Пока война грохотала вокруг, Энцо Феррари впервые со времен тех мрачных дней 1918 года почувствовал горечь поражения. Анархия, жестокость и смерть были повсюду: в усеянных снарядами городах, в некогда безмятежной Паданской низменности, на окропленных кровью Апеннинах над головой, даже в его собственном доме. Мир неспешно приходил в его страну, но будет ли он много лучше разорений войны?
Глава 9
Война охватила Италию, словно ураган: она с безумной яростью обрушивалась на один регион, а другой беспечно обходила стороной, ничего не касаясь. От бомбардировок сильнее всего пострадали Турин и Милан на западе, тогда как юг понес наибольший ущерб от артиллерийских орудий: немцы и союзники осыпали друг друга снарядами вдоль всего Апеннинского хребта. Если не считать спорадических бомбардировок вроде тех, что обрушились на фабрику в Маранелло, Модена избежала серьезного урона.
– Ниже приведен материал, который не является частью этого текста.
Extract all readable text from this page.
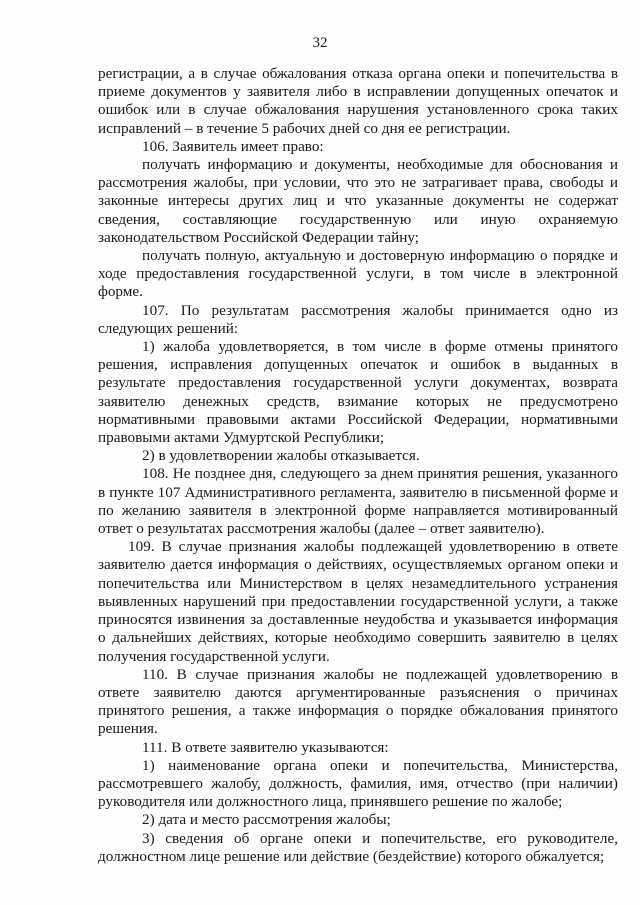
32

регистрации, а в случае обжалования отказа органа опеки и попечительства в приеме документов у заявителя либо в исправлении допущенных опечаток и ошибок или в случае обжалования нарушения установленного срока таких исправлений – в течение 5 рабочих дней со дня ее регистрации.

106. Заявитель имеет право:

получать информацию и документы, необходимые для обоснования и рассмотрения жалобы, при условии, что это не затрагивает права, свободы и законные интересы других лиц и что указанные документы не содержат сведения, составляющие государственную или иную охраняемую законодательством Российской Федерации тайну;

получать полную, актуальную и достоверную информацию о порядке и ходе предоставления государственной услуги, в том числе в электронной форме.

107. По результатам рассмотрения жалобы принимается одно из следующих решений:

1) жалоба удовлетворяется, в том числе в форме отмены принятого решения, исправления допущенных опечаток и ошибок в выданных в результате предоставления государственной услуги документах, возврата заявителю денежных средств, взимание которых не предусмотрено нормативными правовыми актами Российской Федерации, нормативными правовыми актами Удмуртской Республики;

2) в удовлетворении жалобы отказывается.

108. Не позднее дня, следующего за днем принятия решения, указанного в пункте 107 Административного регламента, заявителю в письменной форме и по желанию заявителя в электронной форме направляется мотивированный ответ о результатах рассмотрения жалобы (далее – ответ заявителю).

109. В случае признания жалобы подлежащей удовлетворению в ответе заявителю дается информация о действиях, осуществляемых органом опеки и попечительства или Министерством в целях незамедлительного устранения выявленных нарушений при предоставлении государственной услуги, а также приносятся извинения за доставленные неудобства и указывается информация о дальнейших действиях, которые необходимо совершить заявителю в целях получения государственной услуги.

110. В случае признания жалобы не подлежащей удовлетворению в ответе заявителю даются аргументированные разъяснения о причинах принятого решения, а также информация о порядке обжалования принятого решения.

111. В ответе заявителю указываются:

1) наименование органа опеки и попечительства, Министерства, рассмотревшего жалобу, должность, фамилия, имя, отчество (при наличии) руководителя или должностного лица, принявшего решение по жалобе;

2) дата и место рассмотрения жалобы;

3) сведения об органе опеки и попечительстве, его руководителе, должностном лице решение или действие (бездействие) которого обжалуется;
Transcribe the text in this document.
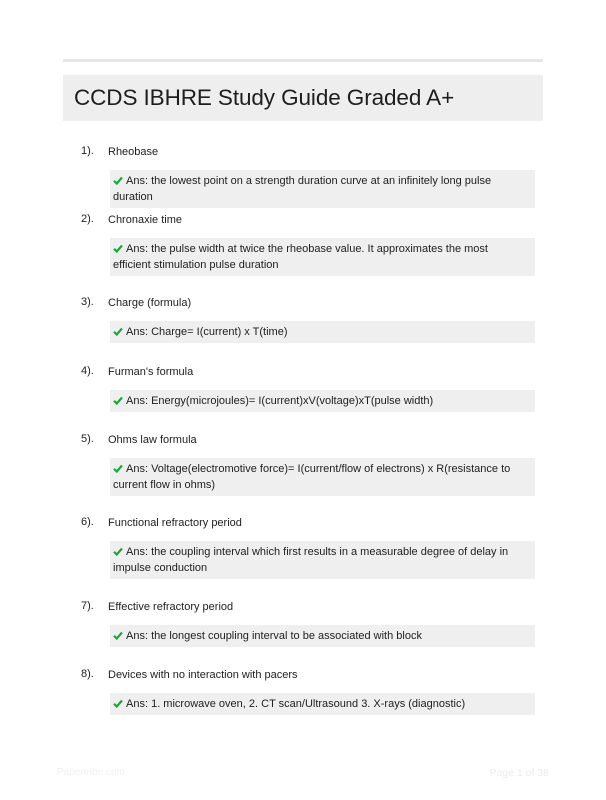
CCDS IBHRE Study Guide Graded A+
1). Rheobase
Ans: the lowest point on a strength duration curve at an infinitely long pulse duration
2). Chronaxie time
Ans: the pulse width at twice the rheobase value. It approximates the most efficient stimulation pulse duration
3). Charge (formula)
Ans: Charge= I(current) x T(time)
4). Furman's formula
Ans: Energy(microjoules)= I(current)xV(voltage)xT(pulse width)
5). Ohms law formula
Ans: Voltage(electromotive force)= I(current/flow of electrons) x R(resistance to current flow in ohms)
6). Functional refractory period
Ans: the coupling interval which first results in a measurable degree of delay in impulse conduction
7). Effective refractory period
Ans: the longest coupling interval to be associated with block
8). Devices with no interaction with pacers
Ans: 1. microwave oven, 2. CT scan/Ultrasound 3. X-rays (diagnostic)
Papertribe.com	Page 1 of 38
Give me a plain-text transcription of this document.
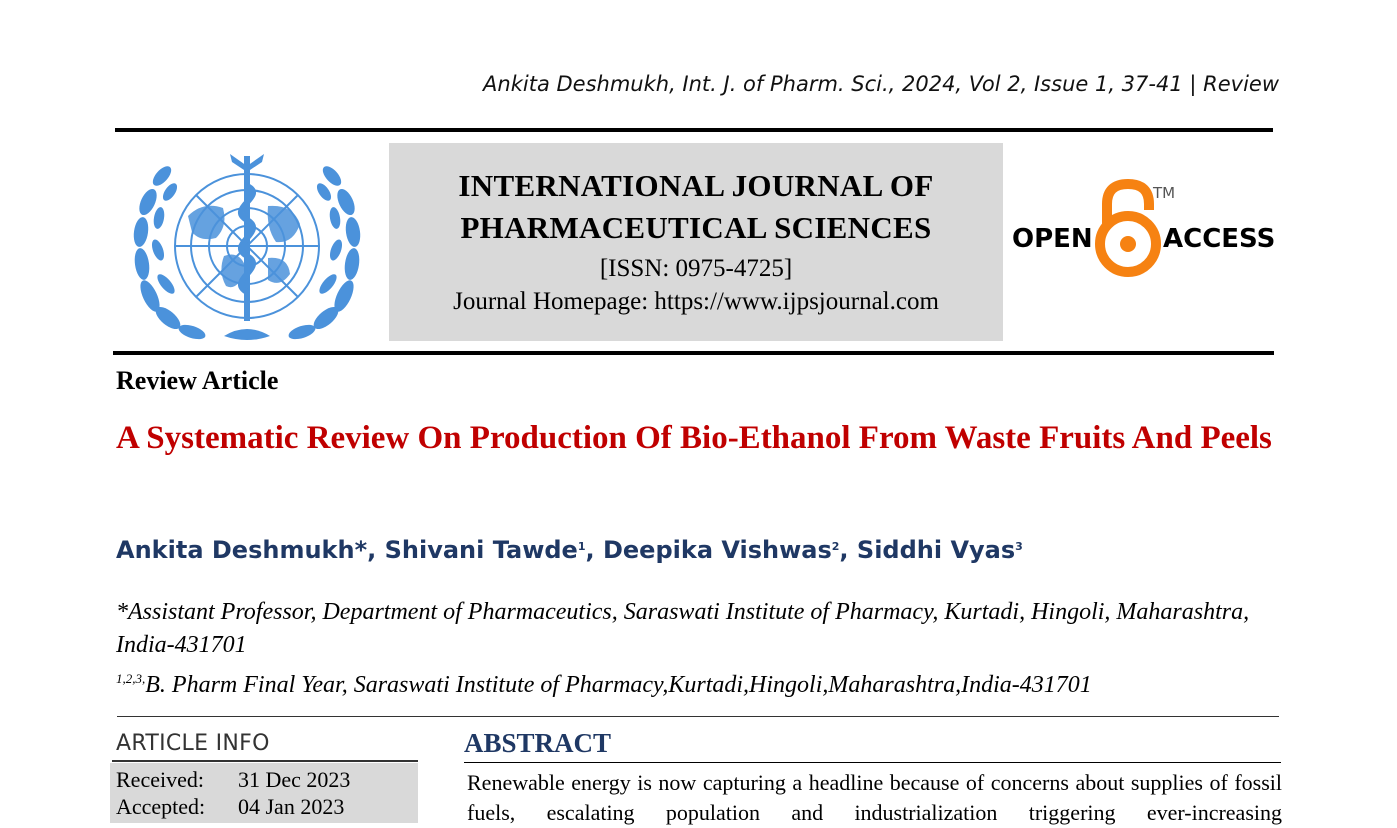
Ankita Deshmukh, Int. J. of Pharm. Sci., 2024, Vol 2, Issue 1, 37-41 | Review
INTERNATIONAL JOURNAL OF
PHARMACEUTICAL SCIENCES
[ISSN: 0975-4725]
Journal Homepage: https://www.ijpsjournal.com
OPEN	ACCESS
TM
Review Article
A Systematic Review On Production Of Bio-Ethanol From Waste Fruits And Peels
Ankita Deshmukh*, Shivani Tawde$^1$, Deepika Vishwas$^2$, Siddhi Vyas$^3$
*Assistant Professor, Department of Pharmaceutics, Saraswati Institute of Pharmacy, Kurtadi, Hingoli, Maharashtra, India-431701
$^{1,2,3,}$B. Pharm Final Year, Saraswati Institute of Pharmacy,Kurtadi,Hingoli,Maharashtra,India-431701
ARTICLE INFO
Received: 31 Dec 2023
Accepted: 04 Jan 2023
ABSTRACT
Renewable energy is now capturing a headline because of concerns about supplies of fossil fuels, escalating population and industrialization triggering ever-increasing
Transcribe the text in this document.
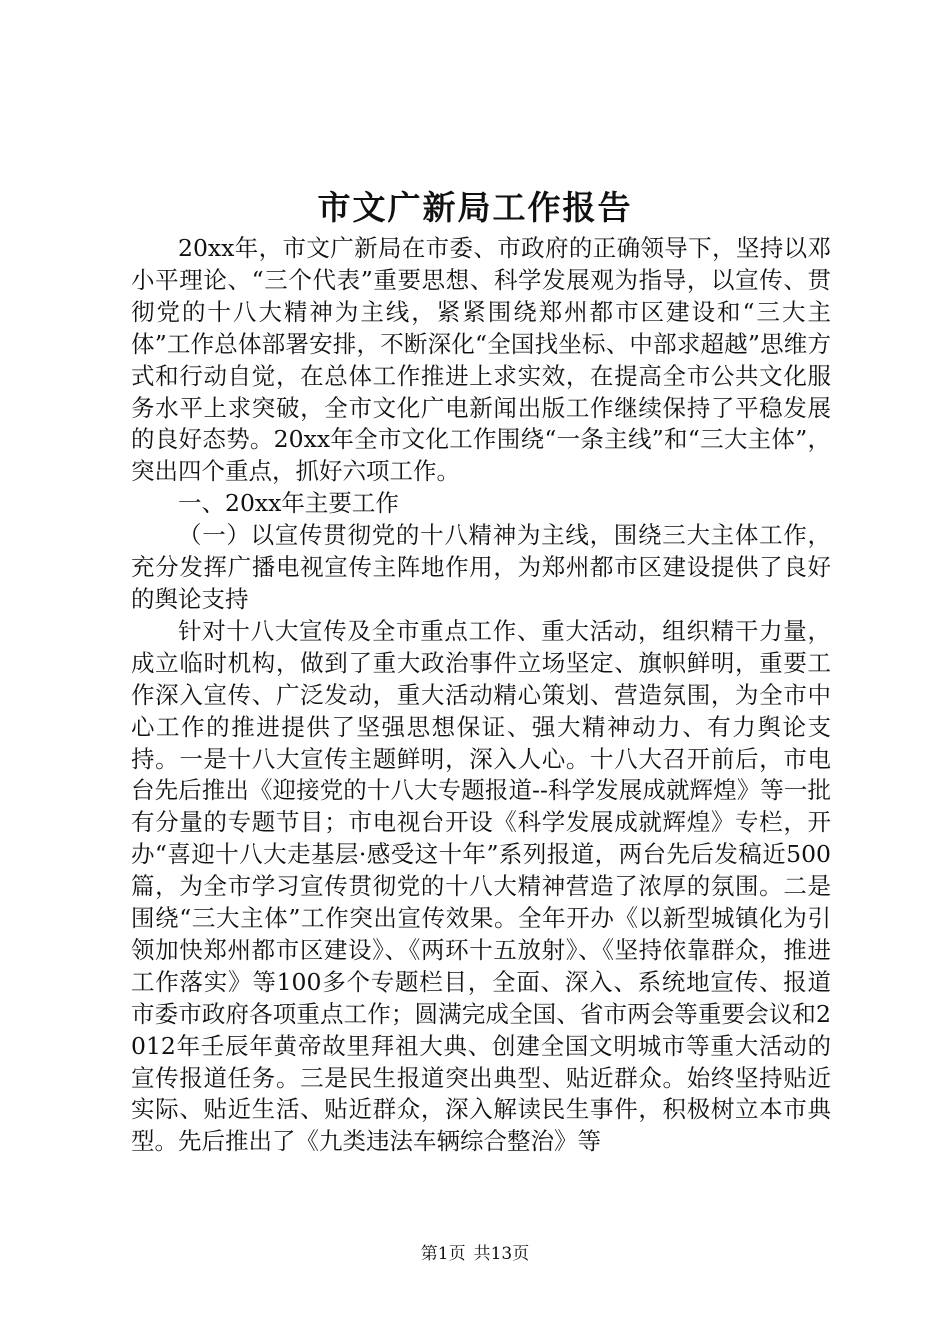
市文广新局工作报告

20xx年，市文广新局在市委、市政府的正确领导下，坚持以邓小平理论、“三个代表”重要思想、科学发展观为指导，以宣传、贯彻党的十八大精神为主线，紧紧围绕郑州都市区建设和“三大主体”工作总体部署安排，不断深化“全国找坐标、中部求超越”思维方式和行动自觉，在总体工作推进上求实效，在提高全市公共文化服务水平上求突破，全市文化广电新闻出版工作继续保持了平稳发展的良好态势。20xx年全市文化工作围绕“一条主线”和“三大主体”，突出四个重点，抓好六项工作。

一、20xx年主要工作

（一）以宣传贯彻党的十八精神为主线，围绕三大主体工作，充分发挥广播电视宣传主阵地作用，为郑州都市区建设提供了良好的舆论支持

针对十八大宣传及全市重点工作、重大活动，组织精干力量，成立临时机构，做到了重大政治事件立场坚定、旗帜鲜明，重要工作深入宣传、广泛发动，重大活动精心策划、营造氛围，为全市中心工作的推进提供了坚强思想保证、强大精神动力、有力舆论支持。一是十八大宣传主题鲜明，深入人心。十八大召开前后，市电台先后推出《迎接党的十八大专题报道--科学发展成就辉煌》等一批有分量的专题节目；市电视台开设《科学发展成就辉煌》专栏，开办“喜迎十八大走基层·感受这十年”系列报道，两台先后发稿近500篇，为全市学习宣传贯彻党的十八大精神营造了浓厚的氛围。二是围绕“三大主体”工作突出宣传效果。全年开办《以新型城镇化为引领加快郑州都市区建设》、《两环十五放射》、《坚持依靠群众，推进工作落实》等100多个专题栏目，全面、深入、系统地宣传、报道市委市政府各项重点工作；圆满完成全国、省市两会等重要会议和2012年壬辰年黄帝故里拜祖大典、创建全国文明城市等重大活动的宣传报道任务。三是民生报道突出典型、贴近群众。始终坚持贴近实际、贴近生活、贴近群众，深入解读民生事件，积极树立本市典型。先后推出了《九类违法车辆综合整治》等

第1页 共13页
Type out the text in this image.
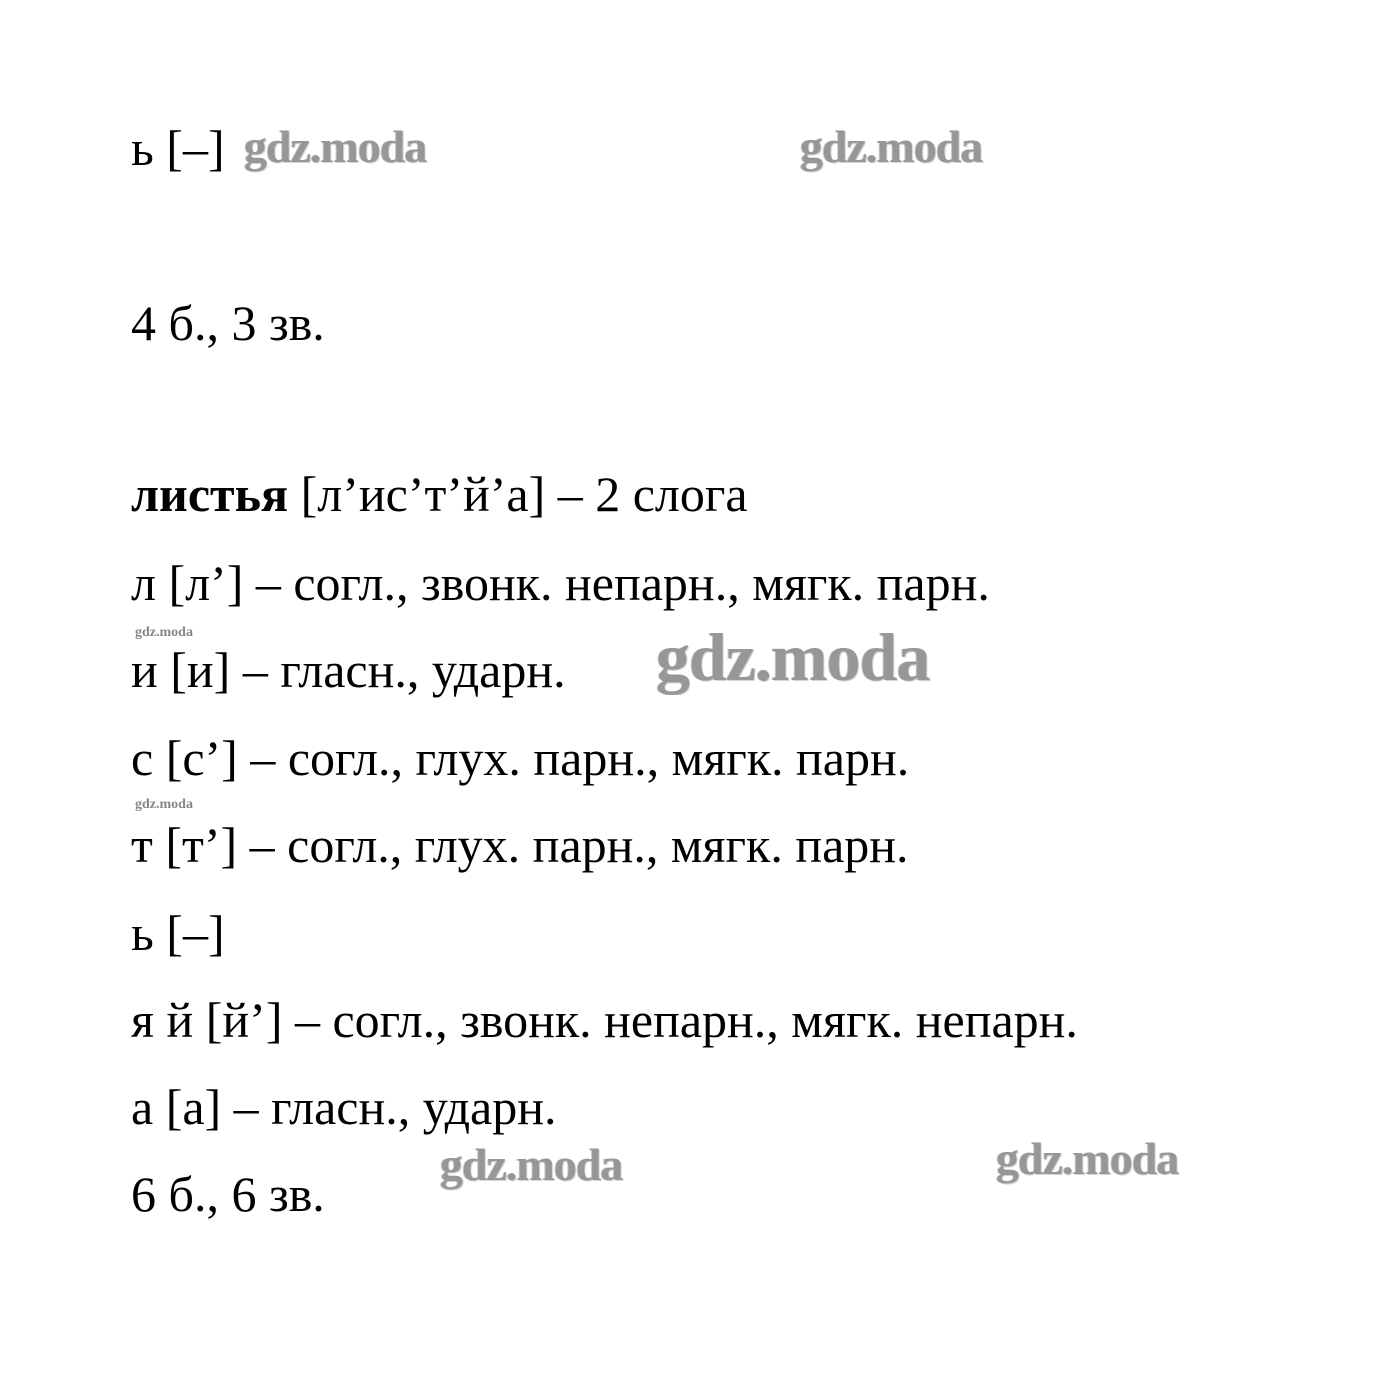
ь [–]
4 б., 3 зв.
листья [л’ис’т’й’а] – 2 слога
л [л’] – согл., звонк. непарн., мягк. парн.
и [и] – гласн., ударн.
с [с’] – согл., глух. парн., мягк. парн.
т [т’] – согл., глух. парн., мягк. парн.
ь [–]
я й [й’] – согл., звонк. непарн., мягк. непарн.
а [а] – гласн., ударн.
6 б., 6 зв.
gdz.moda	gdz.moda
gdz.moda	gdz.moda
gdz.moda
gdz.moda	gdz.moda
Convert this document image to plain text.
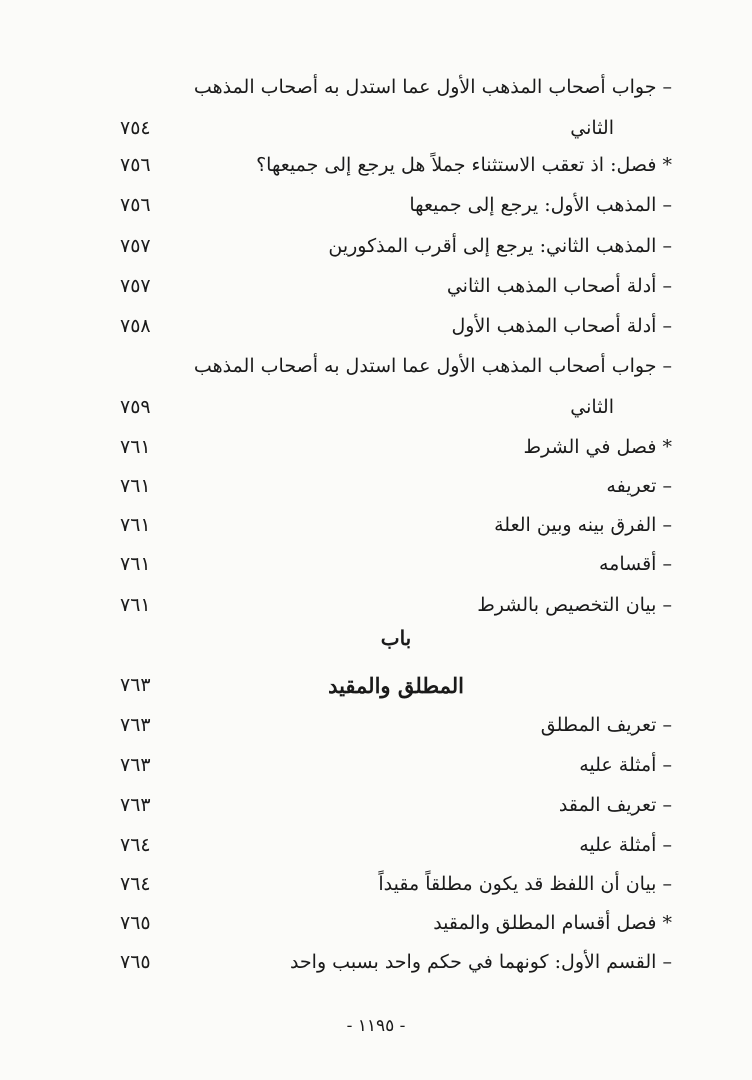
– جواب أصحاب المذهب الأول عما استدل به أصحاب المذهب
الثاني
٧٥٤
* فصل: اذ تعقب الاستثناء جملاً هل يرجع إلى جميعها؟
٧٥٦
– المذهب الأول: يرجع إلى جميعها
٧٥٦
– المذهب الثاني: يرجع إلى أقرب المذكورين
٧٥٧
– أدلة أصحاب المذهب الثاني
٧٥٧
– أدلة أصحاب المذهب الأول
٧٥٨
– جواب أصحاب المذهب الأول عما استدل به أصحاب المذهب
الثاني
٧٥٩
* فصل في الشرط
٧٦١
– تعريفه
٧٦١
– الفرق بينه وبين العلة
٧٦١
– أقسامه
٧٦١
– بيان التخصيص بالشرط
٧٦١
باب
٧٦٣	المطلق والمقيد
– تعريف المطلق
٧٦٣
– أمثلة عليه
٧٦٣
– تعريف المقد
٧٦٣
– أمثلة عليه
٧٦٤
– بيان أن اللفظ قد يكون مطلقاً مقيداً
٧٦٤
* فصل أقسام المطلق والمقيد
٧٦٥
– القسم الأول: كونهما في حكم واحد بسبب واحد
٧٦٥
- ١١٩٥ -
Электроэнергии не хватало, а многие товары первой необходимости были в дефиците, но плодородные земли вокруг города позволили его жителям не испытывать значительной нужды в провизии большую часть войны.
Для Энцо Феррари первые месяцы 1945 года обернулись тяжелой личной драмой, выходившей за рамки жестокой реальности войны. 22 мая Лина Ларди родила ему его второго сына. В отличие от Дино, хрупкого и довольно неуверенного в себе 13-летнего подростка, новый ребенок казался здоровым — сказывались сильные гены матери. Его назвали Пьеро и незамедлительно изолировали ото всех в доме Ларди в Кастельветро. Феррари совершал регулярные визиты к матери и ребенку, но существование Пьеро Ларди, незаконнорожденного сына знаменитого местного бизнесмена из автоспортивной среды будет скрываться еще долгие годы. О нем будут знать лишь несколько человек из числа ближайших доверенных лиц Энцо.
Пьеро Ларди пришел в наш мир спустя месяц после смерти нахального крестьянина, чья спесь завела Италию на этот причудливый аттракцион с американскими горками: то вверх, то вниз, и так два десятка лет подряд. В апреле Partigiani захватили Бенито Муссолини на берегу озера Гарда в тот момент, когда он пытался ускользнуть из страны в обличье немецкого солдата. Надругательство над его телом (а также телом его любовницы) — которое было повешено, как говяжья туша, на фонарном столбе в Милане — стало последним символическим актом самоочищения итальянского народа от фашистского фарса.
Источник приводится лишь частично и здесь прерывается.